Yesterday, I heard a godly man say, “We usually don’t trust God until we have to. So He makes sure we have to.”
He then went on to relate one of the most difficult seasons of his life. He concluded, “I wouldn’t take a million dollars to go through it again, but I wouldn’t take a million dollars to have it erased from my memory either.”
We learn far more through adversity and pain than through times of smooth sailing. That is especially true about learning to trust the Lord. For some reason, when things are going well, we tend toward self-reliance. We trust ourselves to maintain the status quo. But God loves us too much to let us stay there. He wants us to know more of Him.

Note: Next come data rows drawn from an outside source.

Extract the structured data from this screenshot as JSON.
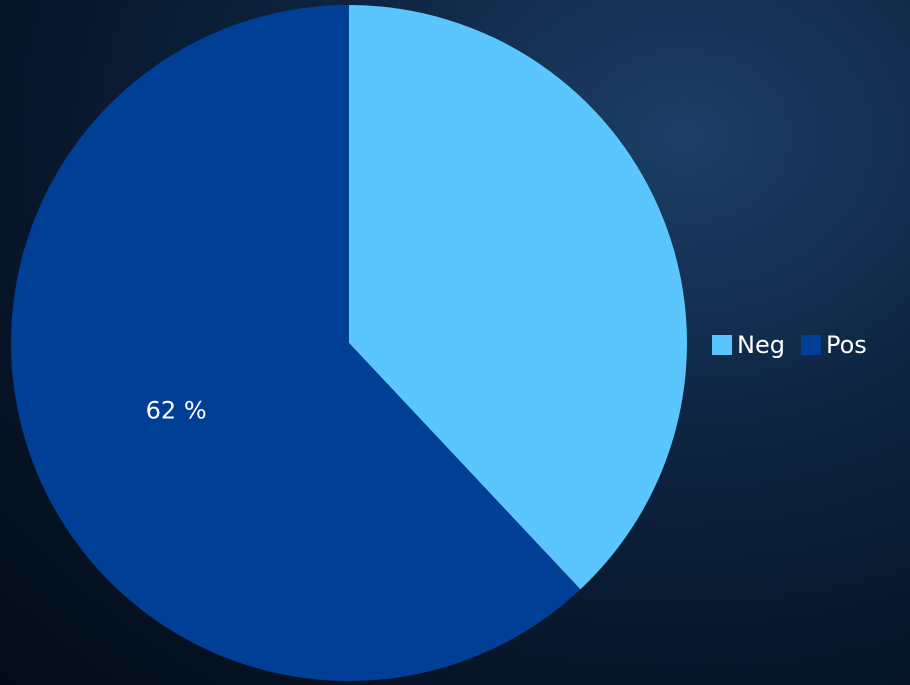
{
  "chart_data": {
    "type": "pie",
    "categories": [
      "Neg",
      "Pos"
    ],
    "values": [
      38,
      62
    ],
    "value_labels": [
      null,
      "62 %"
    ],
    "colors": [
      "#5bc5fd",
      "#003f96"
    ],
    "legend": "right"
  }
}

This seems to be the apostle Paul’s understanding of his own trials. 2 Corinthians has a melancholy feel to it. Paul had endured horrible persecution in Asia, he was troubled by the false teachers who were preaching a different gospel to the Corinthians, and he was experiencing the pain of strained relations with the Corinthians themselves. Paul was hurting. And he demonstrated through his writing that he was clinging to God. He begins the letter by praising “the Father of mercies and God of all comfort, who comforts us in all our affliction” (1:3). Though he knew that all of his difficulties occurred under the control of God, he understood that God Himself was the rock that would bring him through.
In 1:8-9a, Paul writes, For we do not want you to be ignorant, brothers, of the affliction we experienced in Asia. For we were so utterly burdened beyond our strength that we despaired of life itself. Indeed, we felt that we had received the sentence of death.

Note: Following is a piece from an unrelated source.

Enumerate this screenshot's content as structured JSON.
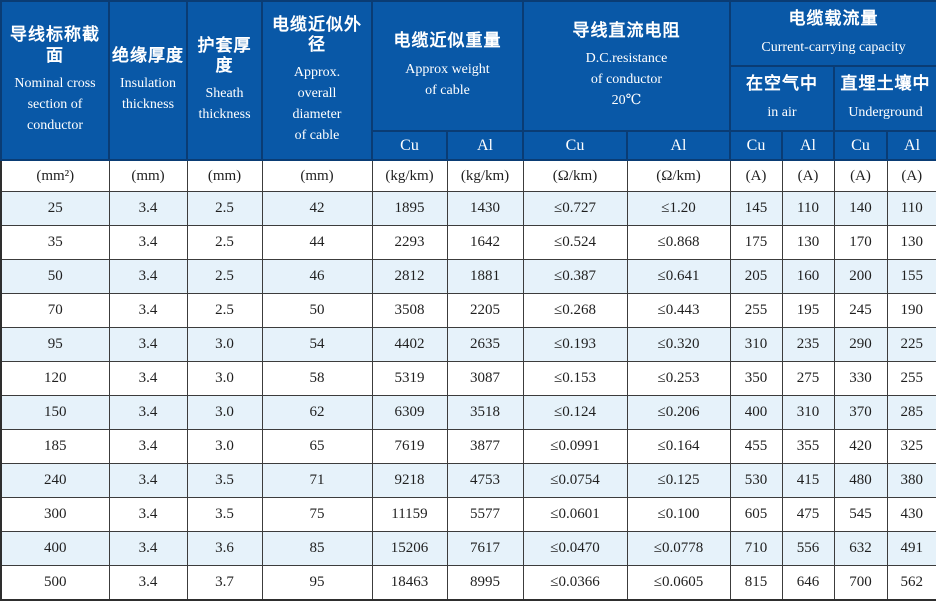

We don’t know the exact nature or the suffering he refers to. It is clear from other places in Acts and the rest of Paul’s letters that he endured a wide range of difficulties, from being stoned (Acts 14:19) to being shipwrecked (Acts 27) to suffering from the mysterious thorn in the flesh (2Cor 12:7). Given the fact that Paul suffered much and did so joyfully (Acts 16:19-25), the affliction that he mentions in 2 Cor 1:8 must have been severe indeed to have caused him to despair of life itself.
You may be able to relate. It is certainly not an uncommon thing to suffer. Most of us can think of times in our lives that were so dark we experienced feelings of despair, trouble so deep that it felt as if it would crush us to death. Some may be experiencing that right now.
Paul’s Holy Spirit-inspired understanding of his affliction is comforting: But that was to make us rely not on ourselves but on God who raises the dead. This one sentence gives us two important truths. First, God is the One who raises the dead. It may not be immediately clear what this has to do with the subject at hand, but I believe it points back to Paul’s comment in the first half of v9: we felt that we had received the sentence of death. Paul and his companions suffered so greatly that it seemed as if they had been marked for death. That God raises the dead serves to remind us that no matter how severe a trial may seem, it is under the sovereign control of our Father. Though a trial may “kill” us, He can bring us back from its darkness. Our affliction serves God’s purpose for us. And we know that purpose is good (Rom 8:28-30).
Second, God’s design in our severe suffering is to make us rely upon Him, not ourselves. And what a gracious thing for God to do. When we are placed in a situation where we have no choice but to trust our sovereign God, we find that His grace is sufficient and His power is perfect when we are weak (2 Cor 12:9-10). For Paul, this realization led him to the place where he was content to suffer so that the power of Christ might rest upon him.
Going through the experience of being delivered from those times of darkness gives us confidence that God is able to do the same again: He delivered us from such a deadly peril, and he will deliver us. On Him we have set our hope that he will deliver us again (1:10).
Whatever you are enduring now, no matter what the severity, it is God’s design that you would hope and trust in Him. He has brought difficulty into your life for the gracious purpose of teaching you more about Him, namely, that He can be trusted. May the knowledge of Him that you are gaining now serve to bolster your faith in Him during future trials. It may not seem like it now, but there will come a time when you will be able to look back and see His faithfulness and praise Him for allowing you to suffer and for using it to bring you to a place of greater faith in Him.
We usually don’t trust God until we have to. So He makes sure we have to.